Un document des archives de Paris, qui pourrait vous aider dans vos recherches, signale la présence d'un fonds sur les BILA sous la cote Section 45Yc: Bataillons d'infanterie légère d’Afrique (1877-1909)
Nous vous invitons donc à contacter ces institutions, ainsi que le Service historique de la Défense.
A propos des enfants internés dans la colonie agricole et pénitentiaire de Mettray, à la côte 114J, France archives possède le Fonds de l'Association La Paternelle (1839-2008) - Colonie agricole et pénitentiaire de Mettray. Village de l'Espoir,... Dans la partie Informations sur l'acquisition on apprend que "les archives de l'Association La Paternelle ont été déposées aux Archives départementales d'Indre-et-Loire le 9 février 2001" et qu'"un second versement a été réalisé en 2019. Son inventaire a été fait en 2021." L'historique de conservation nous indique toutefois que les dossiers individuels des enfants ont été détruits sauf ceux "des années 1936-1937 que nous retrouvons bien dans les fonds du tribunal de grande instance de Tours versés aux Archives départementales d'Indre-et-Loire."
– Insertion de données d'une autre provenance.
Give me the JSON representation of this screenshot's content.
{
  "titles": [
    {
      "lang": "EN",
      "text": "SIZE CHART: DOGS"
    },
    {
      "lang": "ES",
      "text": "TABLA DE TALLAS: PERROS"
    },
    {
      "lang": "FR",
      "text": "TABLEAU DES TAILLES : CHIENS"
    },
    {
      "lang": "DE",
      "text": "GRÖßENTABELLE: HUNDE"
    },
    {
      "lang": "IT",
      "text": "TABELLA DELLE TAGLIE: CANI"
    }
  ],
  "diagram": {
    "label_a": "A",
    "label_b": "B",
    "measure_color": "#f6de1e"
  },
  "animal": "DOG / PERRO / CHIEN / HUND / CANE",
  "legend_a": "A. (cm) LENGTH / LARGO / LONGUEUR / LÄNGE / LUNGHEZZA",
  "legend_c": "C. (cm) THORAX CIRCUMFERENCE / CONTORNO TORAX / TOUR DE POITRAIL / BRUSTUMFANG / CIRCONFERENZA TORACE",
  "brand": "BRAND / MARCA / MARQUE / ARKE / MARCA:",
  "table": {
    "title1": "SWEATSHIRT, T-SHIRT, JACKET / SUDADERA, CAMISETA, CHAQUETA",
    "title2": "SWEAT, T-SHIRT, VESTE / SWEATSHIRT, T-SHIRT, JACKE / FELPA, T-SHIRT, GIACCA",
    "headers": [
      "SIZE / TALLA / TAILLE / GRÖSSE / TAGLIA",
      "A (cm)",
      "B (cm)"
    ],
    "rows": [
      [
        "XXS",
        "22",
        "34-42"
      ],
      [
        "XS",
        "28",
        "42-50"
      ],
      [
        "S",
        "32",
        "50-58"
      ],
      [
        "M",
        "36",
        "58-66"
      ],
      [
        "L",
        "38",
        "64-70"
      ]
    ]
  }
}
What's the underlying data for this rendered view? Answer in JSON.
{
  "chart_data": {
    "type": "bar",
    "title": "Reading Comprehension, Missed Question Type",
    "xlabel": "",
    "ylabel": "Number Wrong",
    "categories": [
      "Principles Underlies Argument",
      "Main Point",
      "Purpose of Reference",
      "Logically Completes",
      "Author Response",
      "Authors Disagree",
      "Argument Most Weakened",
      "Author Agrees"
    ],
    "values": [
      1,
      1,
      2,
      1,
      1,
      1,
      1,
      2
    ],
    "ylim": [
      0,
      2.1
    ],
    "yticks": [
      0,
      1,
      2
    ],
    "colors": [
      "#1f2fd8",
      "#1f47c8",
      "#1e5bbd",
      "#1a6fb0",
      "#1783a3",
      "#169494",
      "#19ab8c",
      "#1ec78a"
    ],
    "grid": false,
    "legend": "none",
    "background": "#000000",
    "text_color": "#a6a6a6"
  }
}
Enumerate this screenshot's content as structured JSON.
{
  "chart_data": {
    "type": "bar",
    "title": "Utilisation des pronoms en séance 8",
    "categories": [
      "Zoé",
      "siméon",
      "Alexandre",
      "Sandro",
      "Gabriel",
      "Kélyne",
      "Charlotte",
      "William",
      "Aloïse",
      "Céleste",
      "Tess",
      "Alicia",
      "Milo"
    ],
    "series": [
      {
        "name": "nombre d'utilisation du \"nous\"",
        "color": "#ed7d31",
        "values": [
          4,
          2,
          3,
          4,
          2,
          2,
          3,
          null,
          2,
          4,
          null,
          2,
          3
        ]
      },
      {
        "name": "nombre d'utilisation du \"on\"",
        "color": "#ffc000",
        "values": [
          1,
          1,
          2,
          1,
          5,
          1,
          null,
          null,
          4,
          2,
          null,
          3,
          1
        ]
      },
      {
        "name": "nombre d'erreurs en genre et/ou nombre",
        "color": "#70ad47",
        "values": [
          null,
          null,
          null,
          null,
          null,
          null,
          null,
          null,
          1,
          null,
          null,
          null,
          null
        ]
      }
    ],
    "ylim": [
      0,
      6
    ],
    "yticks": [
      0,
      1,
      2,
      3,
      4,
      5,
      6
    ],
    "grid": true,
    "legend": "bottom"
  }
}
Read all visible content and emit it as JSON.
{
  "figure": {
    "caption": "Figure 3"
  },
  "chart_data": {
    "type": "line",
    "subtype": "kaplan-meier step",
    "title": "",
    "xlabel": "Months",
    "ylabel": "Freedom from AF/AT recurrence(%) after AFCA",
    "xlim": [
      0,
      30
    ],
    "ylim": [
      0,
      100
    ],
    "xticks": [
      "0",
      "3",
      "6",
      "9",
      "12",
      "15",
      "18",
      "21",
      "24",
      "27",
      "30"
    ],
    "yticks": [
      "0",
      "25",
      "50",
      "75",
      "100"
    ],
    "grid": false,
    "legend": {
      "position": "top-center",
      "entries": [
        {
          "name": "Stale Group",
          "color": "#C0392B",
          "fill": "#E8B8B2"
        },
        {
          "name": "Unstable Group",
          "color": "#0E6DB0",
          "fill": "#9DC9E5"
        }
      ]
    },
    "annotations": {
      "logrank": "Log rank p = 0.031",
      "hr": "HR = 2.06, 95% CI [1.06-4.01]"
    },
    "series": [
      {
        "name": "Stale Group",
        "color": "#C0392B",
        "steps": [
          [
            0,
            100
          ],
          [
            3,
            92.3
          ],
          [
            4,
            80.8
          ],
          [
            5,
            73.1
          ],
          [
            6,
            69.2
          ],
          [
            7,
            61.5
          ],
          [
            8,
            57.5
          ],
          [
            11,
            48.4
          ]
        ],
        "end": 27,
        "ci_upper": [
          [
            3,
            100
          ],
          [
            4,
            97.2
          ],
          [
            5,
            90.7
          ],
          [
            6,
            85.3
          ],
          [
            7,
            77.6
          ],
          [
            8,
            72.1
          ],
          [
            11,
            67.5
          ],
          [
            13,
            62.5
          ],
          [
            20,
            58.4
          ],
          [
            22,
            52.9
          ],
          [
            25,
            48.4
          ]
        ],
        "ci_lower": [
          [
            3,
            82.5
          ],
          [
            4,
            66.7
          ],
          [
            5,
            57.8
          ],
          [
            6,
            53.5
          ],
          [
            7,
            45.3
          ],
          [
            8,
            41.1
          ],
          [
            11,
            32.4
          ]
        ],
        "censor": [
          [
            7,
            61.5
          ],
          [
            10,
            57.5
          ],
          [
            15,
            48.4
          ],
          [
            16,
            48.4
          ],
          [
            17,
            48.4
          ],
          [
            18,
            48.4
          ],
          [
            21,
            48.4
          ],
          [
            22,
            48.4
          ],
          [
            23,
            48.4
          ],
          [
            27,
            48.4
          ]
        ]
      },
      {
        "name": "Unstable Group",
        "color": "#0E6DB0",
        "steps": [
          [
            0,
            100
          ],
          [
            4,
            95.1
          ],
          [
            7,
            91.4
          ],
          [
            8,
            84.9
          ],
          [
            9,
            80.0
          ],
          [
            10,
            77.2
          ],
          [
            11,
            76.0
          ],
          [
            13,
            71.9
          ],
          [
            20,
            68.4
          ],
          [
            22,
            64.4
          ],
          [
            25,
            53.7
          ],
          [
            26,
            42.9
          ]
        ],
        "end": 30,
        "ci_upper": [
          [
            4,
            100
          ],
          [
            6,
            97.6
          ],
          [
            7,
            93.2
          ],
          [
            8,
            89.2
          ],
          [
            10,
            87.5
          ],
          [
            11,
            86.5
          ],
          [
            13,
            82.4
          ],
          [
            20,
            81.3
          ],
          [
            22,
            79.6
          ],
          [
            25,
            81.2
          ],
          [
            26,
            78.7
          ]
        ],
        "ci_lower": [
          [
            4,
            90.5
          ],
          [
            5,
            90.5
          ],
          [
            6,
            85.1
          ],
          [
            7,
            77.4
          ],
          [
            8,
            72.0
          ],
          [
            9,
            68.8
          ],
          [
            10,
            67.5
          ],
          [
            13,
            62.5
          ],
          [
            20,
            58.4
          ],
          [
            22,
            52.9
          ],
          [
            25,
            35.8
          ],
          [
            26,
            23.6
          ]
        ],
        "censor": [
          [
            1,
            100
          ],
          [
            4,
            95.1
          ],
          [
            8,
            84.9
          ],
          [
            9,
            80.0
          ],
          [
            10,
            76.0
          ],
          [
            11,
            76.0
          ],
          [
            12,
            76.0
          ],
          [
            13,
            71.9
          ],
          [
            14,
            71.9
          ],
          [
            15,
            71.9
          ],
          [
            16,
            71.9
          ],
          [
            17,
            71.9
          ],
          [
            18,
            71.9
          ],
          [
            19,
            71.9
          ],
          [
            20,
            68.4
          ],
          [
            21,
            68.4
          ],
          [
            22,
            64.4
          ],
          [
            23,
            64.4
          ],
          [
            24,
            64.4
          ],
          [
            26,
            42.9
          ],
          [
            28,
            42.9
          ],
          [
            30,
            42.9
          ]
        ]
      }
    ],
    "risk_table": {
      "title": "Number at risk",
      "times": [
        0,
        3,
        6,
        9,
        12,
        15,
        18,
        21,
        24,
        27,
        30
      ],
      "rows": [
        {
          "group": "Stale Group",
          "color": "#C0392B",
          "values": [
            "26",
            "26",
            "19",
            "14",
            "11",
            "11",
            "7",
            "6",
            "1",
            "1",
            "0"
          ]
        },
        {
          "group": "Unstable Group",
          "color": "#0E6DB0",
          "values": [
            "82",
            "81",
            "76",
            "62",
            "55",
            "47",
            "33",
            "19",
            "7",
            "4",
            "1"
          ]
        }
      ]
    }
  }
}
Enfin, une documentation, enrichie au cours des années, témoigne de l'intérêt suscité par la Colonie.
Il n'en reste pas moins vrai, vu le nombre de colons qui ont séjourné, soit à la Colonie, soit à la Maison Paternelle et l'importance de la gestion administrative, que de multiples documents ont été égarés, perdus ou détruits.
Quelques éléments de réponse sur la cause de ces destructions ou de ces lacunes semblent nécessaires. Ainsi, suite au suicide du colon Gaston Contard en 1909, la Colonie et son directeur ont été attaqués en justice ; le procès s'est déroulé devant les tribunaux d'Orléans et de Poitiers. Dans une lettre au Procureur de la République à Tours, le président de la Société Paternelle écrit le 20 janvier 1909 :
Au cours des perquisitions opérées à la colonie de Mettray, j'apprends que les dossiers individuels des élèves de la Maison paternelle et les registres portant les noms des anciens élèves ont été saisis.
Personne ne sait ce que sont devenus ces dossiers saisis. Les Archives départementales d'Indre-et-Loire ne les détiennent pas dans la série U, Justice. Il en est de même pour les Archives du Loiret et celles de la Vienne.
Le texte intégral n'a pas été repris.